Gun control advocates undoubtedly awoke with a piercing headache Wednesday morning as the news sunk in that the U.S. appellate court for America’s largest circuit has recognized that the Second Amendment protects a right to openly carry loaded firearms in public for self-defense. The ruling came Tuesday in the case of Young v. State of Hawaii.
George Young is a veteran infantryman, law enforcement officer, and Hawaii native who was turned down for both concealed and open carry licenses in Hawaii County, at which point he filed his own federal lawsuit challenging the county’s administration of the state’s licensing laws for firearms carry. Young’s primary claim was that the county’s denial of his applications violated his Second Amendment right to carry a loaded firearm in public for self-defense. The trial court initially dismissed his complaint, ruling that the Second Amendment “establishes only a narrow individual right to keep an operable handgun at home for self-defense,” and does not implicate the public carrying of firearms at all.
Young appealed with the help of California attorney Alan Beck, who took on his case for free. The case was heard by the U.S. Court of Appeals for the Ninth Circuit, a longstanding battlefield for attempts to vindicate the right to “bear” arms under the Second Amendment, with the challenges primarily arising from California’s notoriously strict gun control laws.
Most recently, an en banc panel of the Ninth Circuit had dodged the question of whether various California counties could effectively limit carrying in public for self-defense to those who could show an extraordinary “need” to do so. By the time that case was heard, California had banned the open carrying of firearms in public for self-defense outright, but concealed carry licenses for this purpose remained theoretically available.
Nevertheless, California counties have considerable discretion in implementing the state licensing laws, and some local licensing officials require applicants to show an extraordinary need for self-protection that distinguishes them from the general population. This requirement by design eliminates the vast majority of otherwise qualified applicants.
Yet rather than answer the essential question of whether the Second Amendment protects a right of public carry, the en banc Ninth Circuit simply decreed that concealed carry was not protected and that the plaintiffs therefore could not make a Second Amendment complaint for denial of a license to do so.

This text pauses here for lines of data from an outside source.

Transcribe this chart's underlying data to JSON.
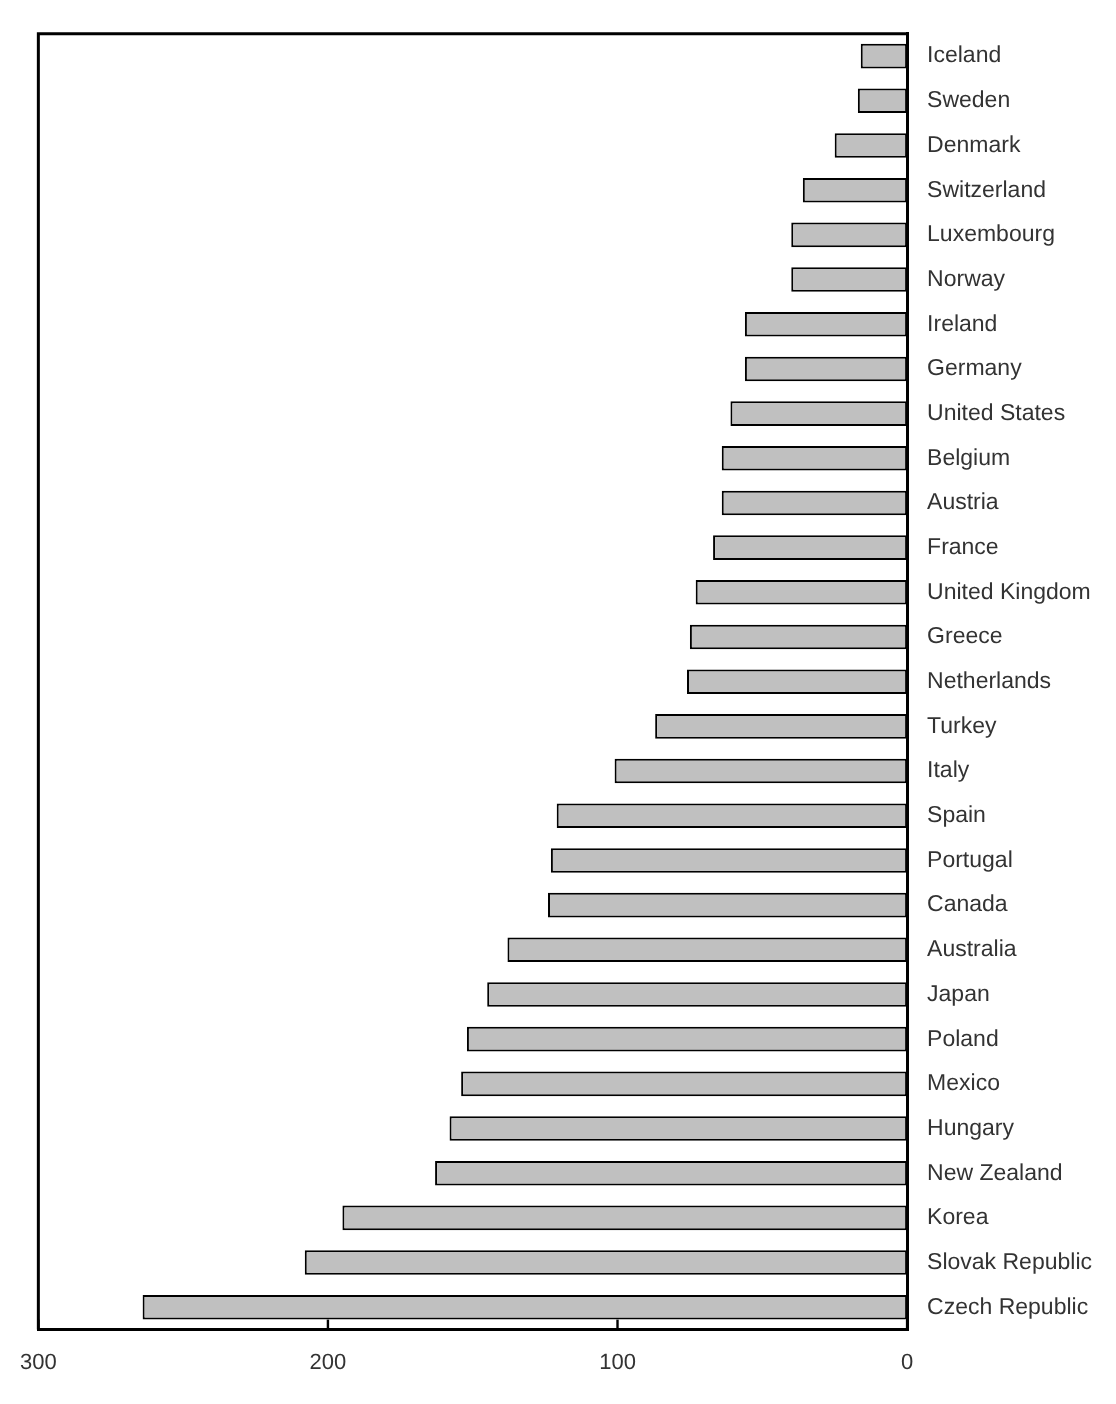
{
  "chart_data": {
    "type": "bar",
    "orientation": "horizontal",
    "categories": [
      "Iceland",
      "Sweden",
      "Denmark",
      "Switzerland",
      "Luxembourg",
      "Norway",
      "Ireland",
      "Germany",
      "United States",
      "Belgium",
      "Austria",
      "France",
      "United Kingdom",
      "Greece",
      "Netherlands",
      "Turkey",
      "Italy",
      "Spain",
      "Portugal",
      "Canada",
      "Australia",
      "Japan",
      "Poland",
      "Mexico",
      "Hungary",
      "New Zealand",
      "Korea",
      "Slovak Republic",
      "Czech Republic"
    ],
    "values": [
      16,
      17,
      25,
      36,
      40,
      40,
      56,
      56,
      61,
      64,
      64,
      67,
      73,
      75,
      76,
      87,
      101,
      121,
      123,
      124,
      138,
      145,
      152,
      154,
      158,
      163,
      195,
      208,
      264
    ],
    "color": "#c0c0c0",
    "xlim": [
      300,
      0
    ],
    "xticks": [
      300,
      200,
      100,
      0
    ],
    "grid": false,
    "legend": false
  }
}
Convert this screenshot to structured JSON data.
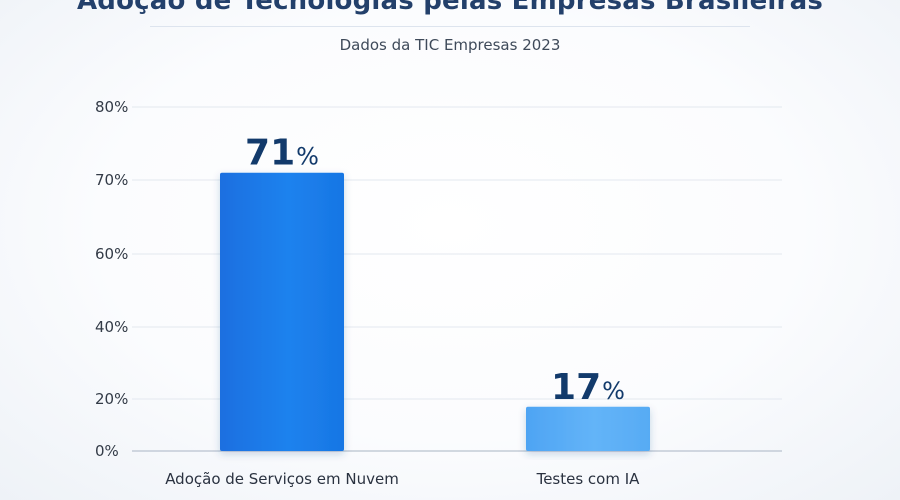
{
  "chart_data": {
    "type": "bar",
    "title": "Adoção de Tecnologias pelas Empresas Brasileiras",
    "subtitle": "Dados da TIC Empresas 2023",
    "categories": [
      "Adoção de Serviços em Nuvem",
      "Testes com IA"
    ],
    "values": [
      71,
      17
    ],
    "value_suffix": "%",
    "y_ticks": [
      0,
      20,
      40,
      60,
      70,
      80
    ],
    "y_tick_labels": [
      "0%",
      "20%",
      "40%",
      "60%",
      "70%",
      "80%"
    ],
    "grid": true,
    "colors": [
      "#1877e6",
      "#59adf5"
    ]
  }
}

The upshot is that California residents in the affected counties have no legal option for exercising their right to bear firearms in public.
That case, however, left undecided whether open carry of loaded firearms in public for self-defense might still be protected, and that was the claim that Mr. Young pressed before the appellate court. Two out of three judges answered this question in the affirmative. “The right to bear arms must include, at the least, the right to carry a firearm openly for self-defense,” Judge Diarmuid O’Scannlain wrote for the majority. The court therefore remanded the case to the lower court for further proceedings, presumably so it could order Hawaii County to reevaluate Mr. Young’s application for an open carry license without regard to local regulations that effectively limit such licenses to carrying for professional purposes.
What this decision means for the other jurisdictions in the Ninth Circuit – which includes Alaska, Arizona, California, Hawaii, Idaho, Montana, Nevada, Oregon, Washington State, Guam, and the Northern Marianas Islands – remains to be seen. The court hinted, but did not decide, that a concealed carry licensing regime might be sufficient to protect the right to bear arms by offering an “alternative channel” for lawful public carry. It also made clear, however, that access to the right cannot be limited to “a small and insulated subset” but must include, as a rule, “the typical, law-abiding citizen.” It additionally went on to clarify that “nothing in our opinion … would prevent the State from regulating the right to bear arms,” provided the regulations did not render the right a mere “illusory promise.”
That obviously leaves many questions left unanswered. The court’s decision therefore should not embolden residents in restrictive jurisdictions to immediately ignore local laws and expect to open carry with impunity. How far states and localities can go in regulating the right will undoubtedly take additional litigation to determine.
Needless to say, moreover, the split panel decision might not represent the final word in the case. It could still be reversed by the en banc court, as was a previous pro-carry panel decision written by Judge O’Scannlain. And, of course, Hawaii officials could also petition to have the case heard by the U.S. Supreme Court.
Nevertheless, the anti-gun wing of the Ninth Circuit has few maneuvers left to continue to deny the constitutional right to bear firearms in public. It would either have to be the first circuit to declare there was no such right at all or decide that a right the Constitution ascribes to “the people” applies only to a hand-selected few. So far, even the dominant liberal contingent of the Ninth Circuit has been unable to muster a majority opinion for either proposition.